Think of OSs as a means of transportation. I lived in the Washington, DC area for about 10 years. Traffic conditions in the DC metro area stink, to put it politely. People waste hours every day commuting, the pollution from exhaust fumes is dreadful, parking fees in the city are high, and accidents kill or injure countless people every year. Clearly, driving is an imperfect means of getting around. But the trouble is, there aren’t many viable alternatives. There’s a commuter train, but that’s already crowded as it is, and most people live too far from work to make biking or walking practical. Before they throw out driving as a means of transportation, the people of the DC metro area need an alternative that can take over the role that the imperfect option of driving is currently filling.
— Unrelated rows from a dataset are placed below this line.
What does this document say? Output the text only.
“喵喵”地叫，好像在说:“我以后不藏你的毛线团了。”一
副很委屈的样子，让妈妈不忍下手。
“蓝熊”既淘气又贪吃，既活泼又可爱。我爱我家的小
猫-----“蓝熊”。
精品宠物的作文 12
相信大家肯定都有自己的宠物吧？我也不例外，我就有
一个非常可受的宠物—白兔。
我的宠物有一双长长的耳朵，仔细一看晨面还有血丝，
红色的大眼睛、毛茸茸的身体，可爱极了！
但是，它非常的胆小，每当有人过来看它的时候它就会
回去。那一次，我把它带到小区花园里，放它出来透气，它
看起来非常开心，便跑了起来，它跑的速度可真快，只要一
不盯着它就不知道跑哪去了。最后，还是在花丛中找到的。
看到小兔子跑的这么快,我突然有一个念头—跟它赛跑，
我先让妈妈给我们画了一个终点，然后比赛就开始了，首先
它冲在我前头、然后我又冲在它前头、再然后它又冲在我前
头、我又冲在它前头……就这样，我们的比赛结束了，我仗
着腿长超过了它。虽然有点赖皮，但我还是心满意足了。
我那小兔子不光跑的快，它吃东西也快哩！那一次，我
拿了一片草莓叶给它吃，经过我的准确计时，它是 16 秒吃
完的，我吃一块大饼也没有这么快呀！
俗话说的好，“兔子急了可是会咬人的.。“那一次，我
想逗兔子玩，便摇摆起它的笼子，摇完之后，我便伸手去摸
Even if Windows were the OS equivalent of DC traffic (and that constitutes a vast overstatement), we’d be dumb to throw it out when the alternatives can’t yet keep up with users' needs. Before rooting for Linux to take the place of Windows, ask yourself this: Is Linux ready to become the OS of choice?
Nothing says that Linux applications are inherently better than Windows applications. Right now, enthusiasts—people who are eager to make Linux perform as well as it can—build Linux’s applications and drivers. What happens when the development pool expands to include people who have less personal interest in the success of the OS? And can the existing applications keep up with the needs of the current user base? Can Linux do everything that people count on Windows NT and Windows 9x to do, however imperfectly?
I’m not saying that Linux is inferior to Windows. In some environments, it’s the better choice because of its mutable nature and lower hardware requirements. Nor am I saying that Linux supporters shouldn’t work to improve the OS. I’d love to see Linux become a viable option to NT, if for no other reason than the fact that NT would benefit from a little healthy competition. But no matter how much of a Linux supporter you are, I think you’ll agree that the benefits of the interoperability of thin-client computing are obvious. People count on their applications, whether those applications run under NT or another OS. Any option such as thin-client computing that doesn’t tie you to one OS and doesn’t penalize you for using more than one OS (as with terminal emulation, for example) is a Good Thing in my book.